The second song, “Aoua!!”, shrieks about dangerous white men. The title’s rendition in minor thirds, the piano’s percussive role, the undulating flute, and the ensemble’s bitonality together paint a sharp warning picture. 

The third song, “Il est doux de se coucher,” begins with a melancholy flute, evoking the end of the day (the song is translated as “it is sweet to lie down”). The voice then takes center stage, seems to drift off, and then bristly ends – to the realities of day.

Altogether, Ravel’s experimental music embodies the text in a dramatic and erotic way. Today’s listeners feel the quartet’s pull in a very immediate way.

June 14, 2018

Remembering Peter Magadini



When Tomoko attended the San Francisco Conservatory of Music in the mid 1960s, there were fewer than a hundred students. But they were serious musicians, and several of them went on to noteworthy success. One of those students who was a classmate of Tomoko was Peter Magadini.

Peter and Tomoko started their studies the same year. Peter was the only percussionist in the Conservatory. Peter was planning to enroll at San Francisco State University in order to study with New York Philharmonic timpanist Roland Kohloff. However, Roland was not available, so Peter continued to drive up 19th Avenue when he saw the sign for the Conservatory, and applied there. Not only did the Conservatory want a percussion student, but soon he was able to have Roland Kohloff as his personal teacher.

Peter and Tomoko became musical friends. Peter remembers, “I hardly ever saw Tomoko – she was always coming in or out of a practice room, that’s when I saw her.” As for Tomoko, she remembers Peter saying that Bartok was too hard; Tomoko, on the other hand, considers Bartok as one of her favorite composers to perform.
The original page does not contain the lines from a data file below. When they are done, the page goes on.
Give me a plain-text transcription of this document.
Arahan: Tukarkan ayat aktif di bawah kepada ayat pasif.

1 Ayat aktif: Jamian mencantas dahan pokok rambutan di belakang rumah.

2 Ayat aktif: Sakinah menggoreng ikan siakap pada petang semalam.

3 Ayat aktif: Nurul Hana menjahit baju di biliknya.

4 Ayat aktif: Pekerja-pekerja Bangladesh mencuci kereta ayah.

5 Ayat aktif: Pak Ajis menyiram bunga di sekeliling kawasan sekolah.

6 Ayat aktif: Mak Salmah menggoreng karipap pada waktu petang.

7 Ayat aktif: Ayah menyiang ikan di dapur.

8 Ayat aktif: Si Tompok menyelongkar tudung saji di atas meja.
In any case, years later Peter invited Tomoko to do a concert with him, featuring Ravel’s “Chansons madécasses.” 

Similarly to Tomoko, who became a piano teacher after her graduation from the Conservatory, Peter too taught at his alma mater.

However, he has moved several times since then: to Los Angeles – where he joined Diana Ross’s tour band, to Toronto where he earned a master’s degree in music and later taught at McGill and Concordia in Montreal, and back to California. Not only has Peter performed with major entertainers such as the George Duke Trio (which he helped form), Bobbie Gentry, Al Jarreau, Buddy Tate, Chet Baker, Don Ellis, and Smokey Robinson. He was also introduced to polymeter through studying with Ali Akbar Kahn, and wrote two distinguished books on polyrhythms. 

The Conservatory has served as a solid foundation for many musicians such as Tomoko's classmate Peter Magadini. Tomoko has experienced the Conservatory both as a student and for fifty years now as an influential teacher.